Last year, in particular, science funding was caught in a stand-off between the administration and Congress. Under threat of a presidential veto, and trying to conclude the budget process before the holiday recess, Congress had to find places to cut, and boosts for physical sciences shriveled.

The 2009 proposal is encouraging for particle physicists. “In my best hopes, that’s what I wanted to see,” says Pier Oddone, director of the Fermi National Accelerator Laboratory in Batavia, Ill., home to the world’s most powerful particle accelerator.

Fermilab and the Stanford (Calif.) Linear Accelerator Center—both funded by DOE’s Office of Science—were badly hurt in the FY ’08 budget war. Because of a $93-million cut in federal funding for particle-physics programs, announced in December, both laboratories scheduled layoffs and took other emergency measures. For instance, at Fermilab “we are all taking 10 percent of our time off without pay,” Oddone says.

Oddone warns that if Congress does not restore the lost funding, the damage to U.S. particle physics could become irreversible.

The new budget proposal would restore funding for an international nuclear-fusion project and reinstate some of the President’s priorities, such as nanotechnology, information technology, and cyber security.

The proposed budgetary gains would be largely offset by pinching back elsewhere, notably at the National Institutes of Health (NIH), the second-largest federal R&D spender. The President would hold NIH’s funding flat—with not even an increase to cover inflation.

John Marburger, the President’s science adviser, showed little sympathy for NIH. “Everybody wants to see NIH become more efficient,” he told reporters.

“It is disturbing that the President proposes once again to flat-line funding for the NIH,” said Robert Berdahl of the Association of American Universities in Washington, D.C., in a statement. “If approved, this will mean that, over 6 years’ time [FY ’04 through ’09], NIH’s purchasing power … has been cut by one-seventh.”

The Department of Agriculture’s R&D programs have been targeted for a major hit. For instance, the $1 billion proposed for the Agricultural Research Service programs would be a 9 percent drop from FY ’08.

NASA’s total science budget would increase by 0.9 percent, with some internal redistribution reflecting the agency’s ongoing shift away from the space shuttle program and toward the President’s stated goal of establishing a human base on the moon. Accordingly, lunar-science investments would more than double, to $105 million.

Some new Earth missions would also receive funding, including a satellite to map soil moisture and a satellite to measure ice-sheet mass as well as cloud and aerosol heights. However, other programs in astrophysics, for instance, would drop to $1.16 billion in 2009—a loss of roughly 15 percent.

The Department of Commerce, parent agency for the National Oceanic and Atmospheric Administration and the National Institute of Standards and Technology, received a 1.9-percent boost in R&D funding.
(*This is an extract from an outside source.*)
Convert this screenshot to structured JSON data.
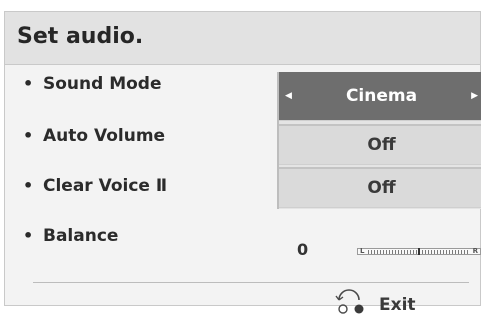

About $74 million would restore a program to deploy climate sensors on satellites, and about $5.3 million would go to enhancing hurricane forecasting.

Toting up the winners and losers, overall inflation-adjusted R&D spending in the President’s budget would top this year’s appropriated funds by just 0.7 percent.

Bush’s latest and last budget proposal could spark another spending fight, according to analysts. “I don’t see any incentives for this President to compromise,” says Koizumi. He and others suspect Congress might hold off approving the FY ’09 federal budget far beyond Oct. 1, the beginning of the fiscal year—hoping for a more favorable moment with the winner of November’s presidential election.